Cubasis

Just curious. Steinberg just emailed an add for Cubasis 3, but I know nothing about what it’s actually used for, other than some form of music recording. What is the source of music to be recorded? Is it built-in to Cubasis? What device(s) do the recordings go to? Is Cubasis itself hardware or just software. Etc. I’ve looked at some YouTube videos, but they all assume I already know the answers to such questions and deal mainly with working the interface – which looks a little like Dorico’s Play mode, albeit more involved.

Most importantly, is Cubasis of any use to Dorico users – or the other way around?

–N

If I understand correctly, Cubasis is a kind of mini-Cubase for use on tablets (and phones?)

Digital audio workstation (DAW) programs are based on creating and editing audio data either by making “live” recordings, or using MIDI instruments, but with MIDI the focus is on “live” real-time sound creation, not on score notation.

Cubase and Cubasis are software only. If you want to record audio, you also need microphones and an audio interface to your computer with preamplifiers etc. On a mobile phone, you can use the phone’s built-in microphone (which is there so you can make phone calls, of course!).

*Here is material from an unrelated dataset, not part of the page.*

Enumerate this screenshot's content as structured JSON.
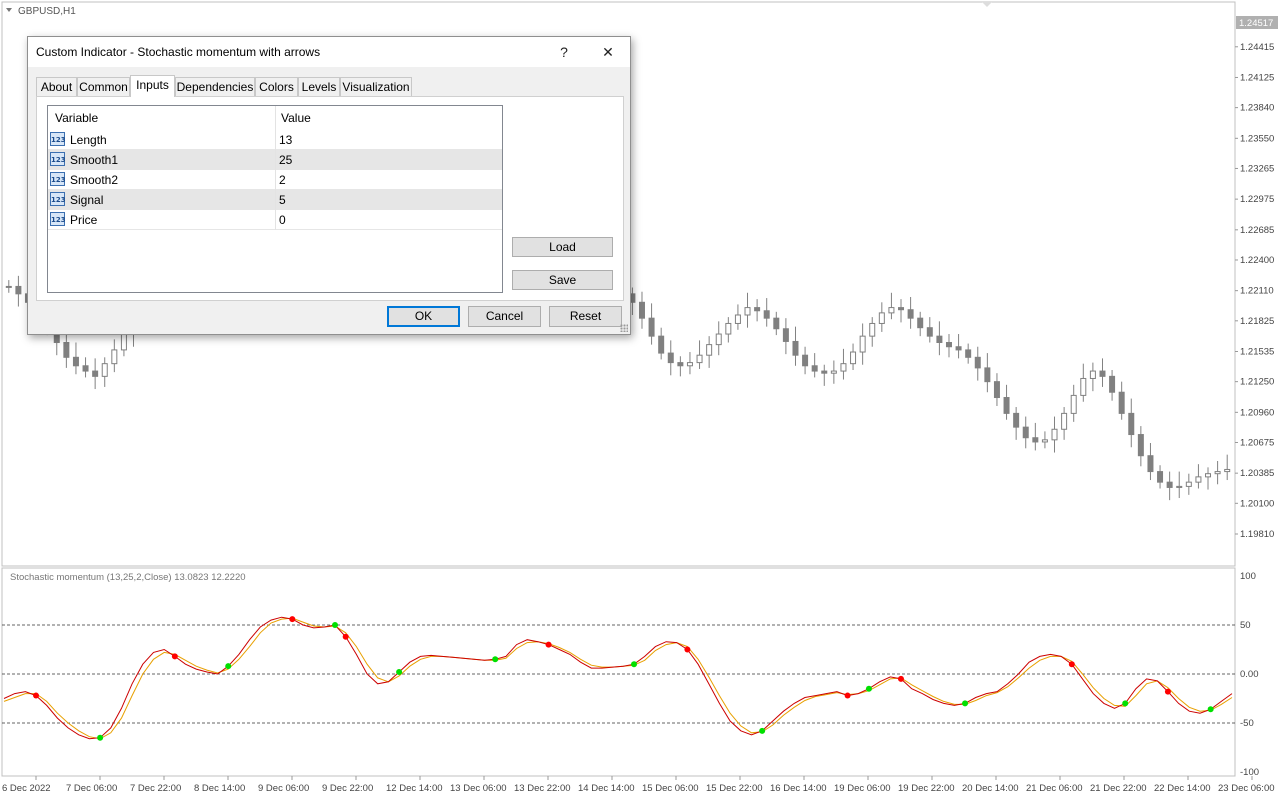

The audio and MIDI “tracks” are just computer files, organized into a complete “project” in a similar way that individual staves are organized into a complete score in Dorico.

In Dorico, most of what you see in play mode is generated from the staff notation, and you can then edit it to improve playback. In a DAW, there is no “staff notation”, you are working directly with the MIDI data.

The focus on “live performance” stems from that fact. Staff notation is suitable for writing music note-by-note (and has been used that way for centuries of course) but you wouldn’t want to enter a lot of music into a DAW by drawing each note into a piano-roll display, and then editing the numbers corresponding to its MIDI data properties. Instead you play it “live” on a MIDI keyboard and the software records what you play.

In fact most DAW software now has a simple “score editor” so you can enter music notation to create MIDI data, but it is not designed to produce “professional quality” printout of the score.

AFAIK Cubasis has the same relation to the full Cubase program as Dorico SE or Elements have to Dorico Pro. The recent adverts are for a version which runs on a mobile phone rather than on a desktop computer system (plus other hardware) in a recording studio.